Question

At what temperature will the mean kinetic energy of ${O_2}$ be the same for ${H_2}$ molecules at $ - {73^0}C$?
A. $ - {173^0}C$
B. $ - {73^0}C$
C. ${2927^0}C$
D. ${527^0}C$

Answer 1

Hint:This problem is solved by the help of law of equipartition of energy and the degree of freedom. So, students should have a clear-cut idea about the topic. Degree of freedom is the number of independent variables required to fully understand the motion of a body.

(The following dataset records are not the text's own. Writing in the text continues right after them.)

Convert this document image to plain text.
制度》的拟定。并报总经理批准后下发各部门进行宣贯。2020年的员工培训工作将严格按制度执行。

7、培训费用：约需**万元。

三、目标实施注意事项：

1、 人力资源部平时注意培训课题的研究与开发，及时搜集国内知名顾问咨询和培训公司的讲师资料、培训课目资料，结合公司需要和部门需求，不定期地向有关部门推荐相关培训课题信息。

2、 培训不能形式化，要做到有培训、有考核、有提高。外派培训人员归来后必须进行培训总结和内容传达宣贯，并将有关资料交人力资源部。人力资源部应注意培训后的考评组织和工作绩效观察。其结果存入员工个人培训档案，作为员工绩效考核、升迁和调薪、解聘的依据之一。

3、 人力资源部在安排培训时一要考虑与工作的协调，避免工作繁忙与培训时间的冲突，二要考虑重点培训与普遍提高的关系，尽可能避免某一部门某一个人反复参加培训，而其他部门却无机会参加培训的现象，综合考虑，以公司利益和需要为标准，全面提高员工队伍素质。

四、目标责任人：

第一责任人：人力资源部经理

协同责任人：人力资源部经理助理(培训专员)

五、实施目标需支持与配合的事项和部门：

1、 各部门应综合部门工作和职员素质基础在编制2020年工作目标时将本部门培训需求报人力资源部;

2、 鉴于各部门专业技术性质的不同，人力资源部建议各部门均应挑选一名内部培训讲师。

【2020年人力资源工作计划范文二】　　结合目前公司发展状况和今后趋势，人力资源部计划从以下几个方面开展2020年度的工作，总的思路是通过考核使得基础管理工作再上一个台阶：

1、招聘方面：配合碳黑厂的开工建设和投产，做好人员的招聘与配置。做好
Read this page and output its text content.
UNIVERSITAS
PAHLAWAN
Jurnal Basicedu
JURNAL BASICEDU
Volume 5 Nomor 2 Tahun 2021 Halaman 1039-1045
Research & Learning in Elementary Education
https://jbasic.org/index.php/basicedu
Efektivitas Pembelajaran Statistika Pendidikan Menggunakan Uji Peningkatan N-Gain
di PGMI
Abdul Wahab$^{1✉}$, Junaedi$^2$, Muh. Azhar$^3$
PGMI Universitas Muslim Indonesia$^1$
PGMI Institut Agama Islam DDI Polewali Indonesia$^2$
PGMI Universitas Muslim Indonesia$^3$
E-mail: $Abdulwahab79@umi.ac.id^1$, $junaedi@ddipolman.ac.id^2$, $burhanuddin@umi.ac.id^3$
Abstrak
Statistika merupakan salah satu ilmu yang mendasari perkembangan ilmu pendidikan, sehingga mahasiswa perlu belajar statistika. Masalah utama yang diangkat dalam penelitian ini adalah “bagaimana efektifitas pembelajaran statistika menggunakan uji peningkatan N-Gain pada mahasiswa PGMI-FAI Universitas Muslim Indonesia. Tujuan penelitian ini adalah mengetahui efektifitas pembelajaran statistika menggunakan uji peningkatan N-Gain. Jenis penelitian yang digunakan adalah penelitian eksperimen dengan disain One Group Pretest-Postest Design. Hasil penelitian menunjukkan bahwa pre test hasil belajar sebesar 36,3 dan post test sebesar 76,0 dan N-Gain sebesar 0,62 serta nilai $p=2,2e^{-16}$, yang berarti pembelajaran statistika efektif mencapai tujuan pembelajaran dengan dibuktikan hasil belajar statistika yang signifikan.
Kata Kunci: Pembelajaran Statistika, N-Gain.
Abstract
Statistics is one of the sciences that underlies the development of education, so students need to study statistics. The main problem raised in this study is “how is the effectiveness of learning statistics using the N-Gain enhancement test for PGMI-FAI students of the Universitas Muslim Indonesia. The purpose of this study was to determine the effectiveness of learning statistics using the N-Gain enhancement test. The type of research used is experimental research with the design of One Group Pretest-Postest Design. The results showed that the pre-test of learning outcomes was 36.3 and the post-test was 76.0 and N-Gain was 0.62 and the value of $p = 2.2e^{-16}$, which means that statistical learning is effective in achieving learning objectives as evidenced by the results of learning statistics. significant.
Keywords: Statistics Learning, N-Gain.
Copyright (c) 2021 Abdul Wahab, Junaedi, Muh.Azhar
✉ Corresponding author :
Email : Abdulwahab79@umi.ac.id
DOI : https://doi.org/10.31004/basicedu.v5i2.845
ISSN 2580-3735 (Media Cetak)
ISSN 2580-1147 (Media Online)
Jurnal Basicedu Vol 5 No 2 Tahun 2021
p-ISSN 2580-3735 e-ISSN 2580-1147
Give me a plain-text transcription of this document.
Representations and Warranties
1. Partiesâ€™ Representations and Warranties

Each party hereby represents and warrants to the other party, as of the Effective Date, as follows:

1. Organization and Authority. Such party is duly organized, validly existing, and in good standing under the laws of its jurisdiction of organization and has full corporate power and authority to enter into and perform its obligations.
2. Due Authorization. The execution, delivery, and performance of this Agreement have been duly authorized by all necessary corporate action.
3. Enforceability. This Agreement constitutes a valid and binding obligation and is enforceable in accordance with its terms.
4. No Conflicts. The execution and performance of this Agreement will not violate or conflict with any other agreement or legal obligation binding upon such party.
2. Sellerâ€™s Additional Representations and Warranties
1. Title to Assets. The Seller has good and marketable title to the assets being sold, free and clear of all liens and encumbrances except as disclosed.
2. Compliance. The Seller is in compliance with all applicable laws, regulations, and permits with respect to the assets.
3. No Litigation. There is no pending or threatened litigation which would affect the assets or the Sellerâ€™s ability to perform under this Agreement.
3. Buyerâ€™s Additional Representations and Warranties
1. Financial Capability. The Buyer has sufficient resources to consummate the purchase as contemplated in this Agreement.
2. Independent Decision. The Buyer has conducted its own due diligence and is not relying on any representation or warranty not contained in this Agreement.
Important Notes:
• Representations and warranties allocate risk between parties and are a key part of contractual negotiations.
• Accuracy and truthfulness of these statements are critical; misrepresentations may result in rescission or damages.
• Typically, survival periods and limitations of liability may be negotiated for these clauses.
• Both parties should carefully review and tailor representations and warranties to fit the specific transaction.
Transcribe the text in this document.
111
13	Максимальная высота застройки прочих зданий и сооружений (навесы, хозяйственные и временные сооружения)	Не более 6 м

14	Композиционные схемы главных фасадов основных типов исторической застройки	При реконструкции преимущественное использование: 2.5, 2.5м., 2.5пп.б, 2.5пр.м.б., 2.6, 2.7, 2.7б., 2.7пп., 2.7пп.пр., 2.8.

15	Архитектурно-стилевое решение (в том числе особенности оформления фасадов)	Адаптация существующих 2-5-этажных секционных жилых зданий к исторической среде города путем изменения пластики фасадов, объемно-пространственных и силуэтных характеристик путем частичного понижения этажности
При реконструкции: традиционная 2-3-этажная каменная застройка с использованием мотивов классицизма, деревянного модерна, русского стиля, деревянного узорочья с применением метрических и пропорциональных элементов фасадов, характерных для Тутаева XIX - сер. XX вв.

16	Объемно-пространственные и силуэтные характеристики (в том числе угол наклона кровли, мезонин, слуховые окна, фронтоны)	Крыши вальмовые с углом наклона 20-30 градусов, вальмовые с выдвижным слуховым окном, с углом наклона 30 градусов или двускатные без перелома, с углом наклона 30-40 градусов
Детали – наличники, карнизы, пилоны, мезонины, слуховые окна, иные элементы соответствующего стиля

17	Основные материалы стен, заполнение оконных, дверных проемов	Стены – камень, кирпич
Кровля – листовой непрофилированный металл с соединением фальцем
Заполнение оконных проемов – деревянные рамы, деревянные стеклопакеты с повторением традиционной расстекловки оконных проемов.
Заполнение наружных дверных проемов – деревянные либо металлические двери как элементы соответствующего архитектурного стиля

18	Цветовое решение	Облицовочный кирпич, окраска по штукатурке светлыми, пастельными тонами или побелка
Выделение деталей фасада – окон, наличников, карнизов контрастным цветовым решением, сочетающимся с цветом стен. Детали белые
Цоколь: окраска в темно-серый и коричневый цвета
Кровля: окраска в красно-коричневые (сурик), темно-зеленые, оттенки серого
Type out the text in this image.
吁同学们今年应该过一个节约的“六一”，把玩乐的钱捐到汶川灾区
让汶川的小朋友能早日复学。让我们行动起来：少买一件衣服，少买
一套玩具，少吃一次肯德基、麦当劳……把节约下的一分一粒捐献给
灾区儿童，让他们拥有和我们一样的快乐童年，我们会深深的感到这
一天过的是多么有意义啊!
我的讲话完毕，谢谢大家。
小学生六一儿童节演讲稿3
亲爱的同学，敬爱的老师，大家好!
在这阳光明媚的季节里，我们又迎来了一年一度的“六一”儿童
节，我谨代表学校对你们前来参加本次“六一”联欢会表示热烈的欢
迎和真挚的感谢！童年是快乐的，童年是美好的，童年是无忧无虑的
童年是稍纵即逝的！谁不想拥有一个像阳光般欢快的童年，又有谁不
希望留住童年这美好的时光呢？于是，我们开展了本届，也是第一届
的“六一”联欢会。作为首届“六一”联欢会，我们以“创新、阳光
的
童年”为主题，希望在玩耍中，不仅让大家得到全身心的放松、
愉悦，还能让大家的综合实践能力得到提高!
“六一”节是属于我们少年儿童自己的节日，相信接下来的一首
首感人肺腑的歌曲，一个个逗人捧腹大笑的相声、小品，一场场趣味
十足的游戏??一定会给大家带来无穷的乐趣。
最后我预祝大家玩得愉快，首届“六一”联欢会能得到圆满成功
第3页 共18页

Complete step by step answer:
The number of degrees of freedom of a gas is given by $f = 3N - K$ where, $N$ = number of atoms in the molecule and, $K$ = number of independent relations between atoms of a molecule. Law of equipartition of energy states that for a system in thermodynamic equilibrium, the energy per particle per degree of freedom is equal to $\dfrac{1}{2}{\text{ kT}}$ .

In the question it is asked what temperature will mean kinetic energy of oxygen is the same for the hydrogen molecules at $ - {73^0}C$.From the law of equipartition of energy we have,kinetic energy per molecule per degree of freedom is equal to $\dfrac{1}{2}{\text{ kT}}$. Therefore, kinetic energy per molecule per ‘f’ degree of freedom is equal to $\dfrac{f}{2}{\text{ kT}}$.

As the ${H_2}$ is a diatomic gas it has 5 degrees of freedom similarly the ${O_2}$ is also a diatomic gas it also has 5 degrees of freedom.Therefore, Kinetic energy per molecule per degree of freedom for ${H_2}$ is equal to $\dfrac{5}{2}{\text{ kT}}$. Kinetic energy per molecule per degree of freedom for ${O_2}$ is equal to $\dfrac{5}{2}{\text{ kT}}$. And let the temperature of hydrogen be ${T_1}$ and oxygen be ${T_2}$.
$K{E_{{H_2}}} = K{E_{{O_2}}}$
Therefore,
$\dfrac{5}{2}{\text{ k}}{{\text{T}}_1} = \dfrac{5}{2}{\text{ k}}{{\text{T}}_2}$
Further simplifying, we get
${T_1} = {T_2}$
As the temperature $\left( {{T_2}} \right)$ of ${O_2}$ is equal to $ - {73^0}C$ then the temperature $\left( {{T_1}} \right)$ of the ${H_2}$ is also equal to $ - {73^0}C$ as ${T_1} = {T_2}$ .

Hence, the correct answer is option B.

Note:From the above relation we conclude that the kinetic energy of oxygen and hydrogen molecules only depend on temperature so if the temperature of the molecules is equal then the kinetic energy is also equal or vice versa. Students should know the degrees of freedom of mono, di and tri atomic particles are 3, 5 and 6 respectively. In the Law of equipartition of energy These points require attention that is Thermodynamic system, Degree of freedom and k (Boltzmann constant). The law depends on these factors.